Os recentes ataques israelitas na Faixa de Gaza, que causaram pelo menos 242 mortes e deixaram desalojadas mais de 74 mil pessoas, podem constituir crimes de guerra, segundo anunciou, esta quinta-feira, a alta comissária da ONU para os Direitos Humanos. Num Conselho extraordinário dos Direitos Humanos das Nações Unidas, Michelle Bachelet quis por outro lado deixar claro que o grupo islâmico Hamas também violou a lei humanitária internacional ao lançar mísseis contra Israel.
"Se se verificar que o impacto sobre civis e alvos civis é indiscriminado e desproporcional, este ataque pode constituir um crime de guerra", disse Bachelet na abertura da reunião especial desta quinta-feira, que visava discutir a investigação sobre a "discriminação e a repressão sistemáticas" entre Israel e a Palestina.
"Esta escalada está diretamente ligada aos protestos e à forte resposta das forças de segurança israelitas, primeiro em Jerusalém Oriental, depois em todo o território palestiniano ocupado e em Israel", sublinhou Bachelet.
O encontro foi agendado com o objetivo de identificar o que a alta comissária da ONU considera ser a causa do recente "derramamento de sangue" em Gaza.
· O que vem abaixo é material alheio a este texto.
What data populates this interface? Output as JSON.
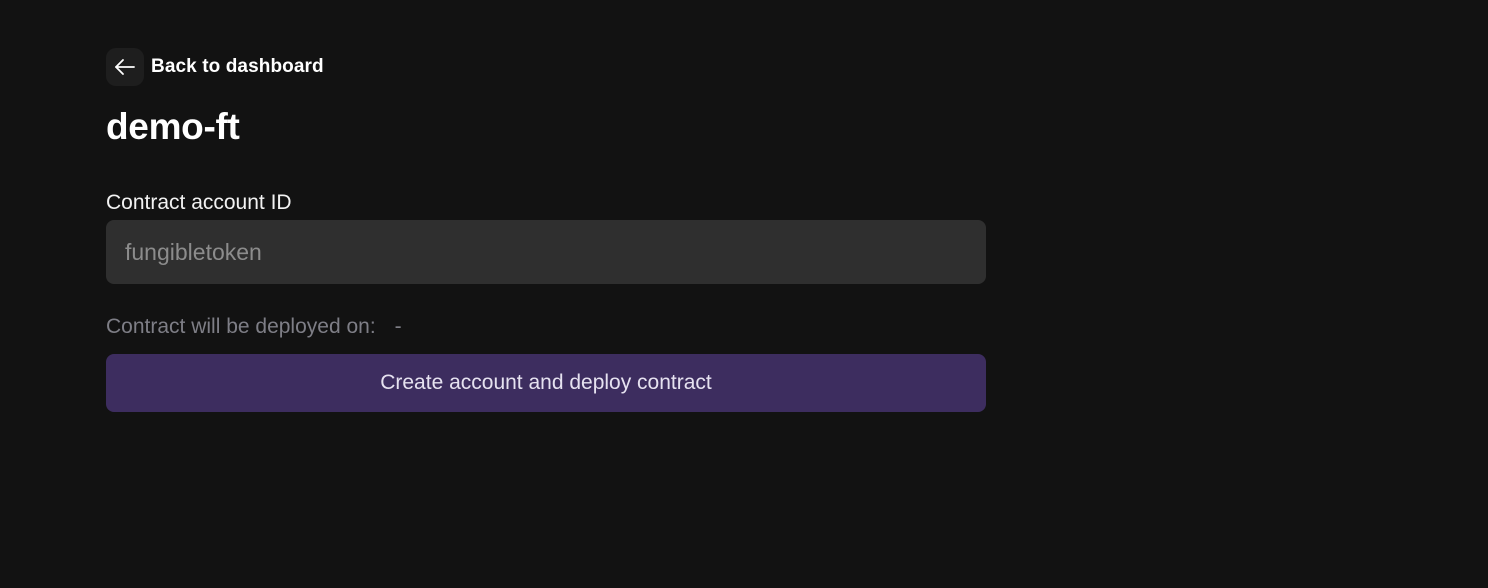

Segundo os dados apresentados pelo Conselho de Direitos Humanos das Nações Unidas, nos onze dias em que durou o conflito, de 10 a 21 de maio, morreram 254 palestinianos (incluindo 66 crianças) em ataques israelitas na Faixa de Gaza e, em Israel, disparos de roquetes a partir de Gaza mataram 12 pessoas.
Além disso, o facto de implantar meios militares em áreas densamente povoadas de civis ou de lançar ataques a partir delas também pode constituir uma violação do Direito Internacional Humanitário.
Para a alta comissária da ONU, os ataques com roquetes lançados pelo Hamas "são indiscriminados e não distinguem entre alvos militares e civis, pelo que o seu uso constitui uma clara violação do Direito Internacional Humanitário".
Referindo-se aos 4.400 roquetes disparados e apelando a que não sejam lançados mais mísseis para o território israelita, afirmou: "Cada um desses roquetes constitui um crime de guerra".
"There is no doubt that #Israel has the right to defend its citizens and residents. However, #Palestinians have rights too. The same rights." – UN Human Rights Chief @mbachelet tells @UN_HRC #SS30.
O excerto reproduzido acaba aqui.